March 09, 2010
Rollins College senior Kaley Sinclair knows that third grader James Jackson at Fern Creek Elementary School in Orlando likes break dancing and SpongeBob and someday wants to travel to China and Texas. Since Kaley has been James's school mentor for the past four years, she knows more about him than just his grades. She’s someone with whom he reads and talks and on whom he relies.
With more than 83 percent of Fern Creek’s students receiving free or reduced-cost lunches and a 23 percent homeless rate, consistent mentorships like the one Kaley provides are a “must-have” for the school, says Fern Creek Principal Patrick Galatowitsch. That’s why the elementary school has one of the largest mentorship programs in the district – with 125 regular mentors, nearly half of whom are Rollins students.
But Rollins’ long-term commitment to its neighbor goes beyond mentorship. From on-campus college visits … to helping develop a new science lab … to teaching robotics … to painting classrooms … to donating more than 1,000 books to the library, Rollins is intrinsically involved in all aspects of school life.
In fact, you’ll find at least one person from the College on-site at Fern Creek every day. It’s one of the reasons why Fern Creek credits Rollins with helping elevate it from a “C”-rated school to “A” status over the course of the partnership.
“The impact of this collaborative effort goes beyond the donations and mentors,” said Galatowitsch. “It is truly an inseparable partnership, teaching everyone that community service is a life-long commitment, and reinforcing the Rollins mission of building responsible global citizens.”
Rollins also hosts the bi-annual “Pathways to College Day,” inviting all Fern Creek students to reframe their mindset from thinking, “Will I go to college?” to thinking “Where will I go to college?” Wearing shirts boasting “Future College Graduate,” the children take campus tours, meet students and faculty and attend a variety of classes featuring “university” activities geared to elementary students.
The partnership began nearly nine years ago when Professor of Biology Eileen Gregory was researching why science and math was critical in helping elementary students succeed later on, especially in areas where children are underserved and higher risk. Research shows that a child who graduates from college with a degree in math or science is more likely to break the poverty cycle for his/her family.
“Since Fern Creek was lacking parent volunteers to help with academic initiatives and improvements, Rollins was able to help fill this void,” said Holly Vanture, president of the Fern Creek Elementary School Foundation.
For that reason, Gregory helped create Fern Creek’s Science Academy, a program designed to increase students’ exposure to science. The Academy spawned “Science Night,” a program where nearly 100 Fern Creek students, parents and Rollins volunteers regularly participate in after-school science activities and experiments.
Fern Creek has indeed benefitted from this long-term partnership, but Micki Meyer, director of the office of community engagement at Rollins, is quick to point out that the College has been equally impacted.

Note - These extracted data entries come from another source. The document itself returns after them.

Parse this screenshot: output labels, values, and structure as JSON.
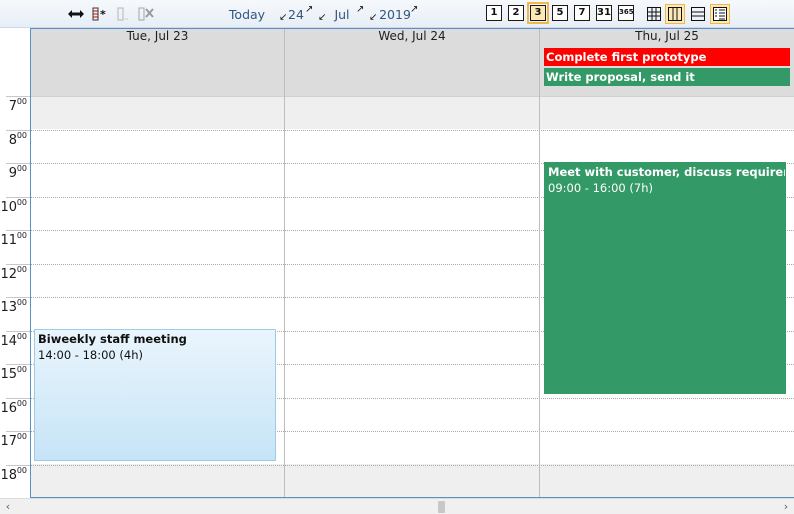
{
  "toolbar": {
    "nav": {
      "today_label": "Today",
      "day_label": "24",
      "month_label": "Jul",
      "year_label": "2019"
    },
    "view_buttons": [
      {
        "label": "1",
        "name": "day-view",
        "active": false
      },
      {
        "label": "2",
        "name": "two-day-view",
        "active": false
      },
      {
        "label": "3",
        "name": "three-day-view",
        "active": true
      },
      {
        "label": "5",
        "name": "work-week-view",
        "active": false
      },
      {
        "label": "7",
        "name": "week-view",
        "active": false
      },
      {
        "label": "31",
        "name": "month-view",
        "active": false
      },
      {
        "label": "365",
        "name": "year-view",
        "active": false
      }
    ],
    "layout_buttons": [
      {
        "name": "grid-layout",
        "active": false
      },
      {
        "name": "columns-layout",
        "active": true
      },
      {
        "name": "rows-layout",
        "active": false
      },
      {
        "name": "list-layout",
        "active": true
      }
    ]
  },
  "calendar": {
    "days": [
      {
        "label": "Tue, Jul 23"
      },
      {
        "label": "Wed, Jul 24"
      },
      {
        "label": "Thu, Jul 25"
      }
    ],
    "hours": [
      "7",
      "8",
      "9",
      "10",
      "11",
      "12",
      "13",
      "14",
      "15",
      "16",
      "17",
      "18"
    ],
    "minute_suffix": "00",
    "allday_events": [
      {
        "title": "Complete first prototype",
        "color": "#ff0000"
      },
      {
        "title": "Write proposal, send it",
        "color": "#339966"
      }
    ],
    "events": [
      {
        "title": "Biweekly staff meeting",
        "time": "14:00 - 18:00 (4h)"
      },
      {
        "title": "Meet with customer, discuss requirements",
        "time": "09:00 - 16:00 (7h)",
        "color": "#339966"
      }
    ]
  },
  "colors": {
    "accent": "#5a8fcb",
    "shade": "#efefef",
    "allday_background": "#dcdcdc",
    "event_blue_top": "#eaf5fd",
    "event_blue_bottom": "#c6e4f7"
  }
}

“Many Rollins students who have participated in these service-learning projects have been inspired to work in education,” said Meyer. “Some of our students now work full-time at Fern Creek.” Among them: Suzy Plott, who currently serves as community and mentor coordinator at the elementary school.
Principal Galatowitsch and Meyer say this collaboration is a good example of taking full advantage of economically feasible options to help local schools.
“In tough times, it’s critical to find interesting and creative ways to share resources with public schools,” added Meyer. “Human-to-human connections are free – all it takes is time, willingness to partner, and shared learning at the center.”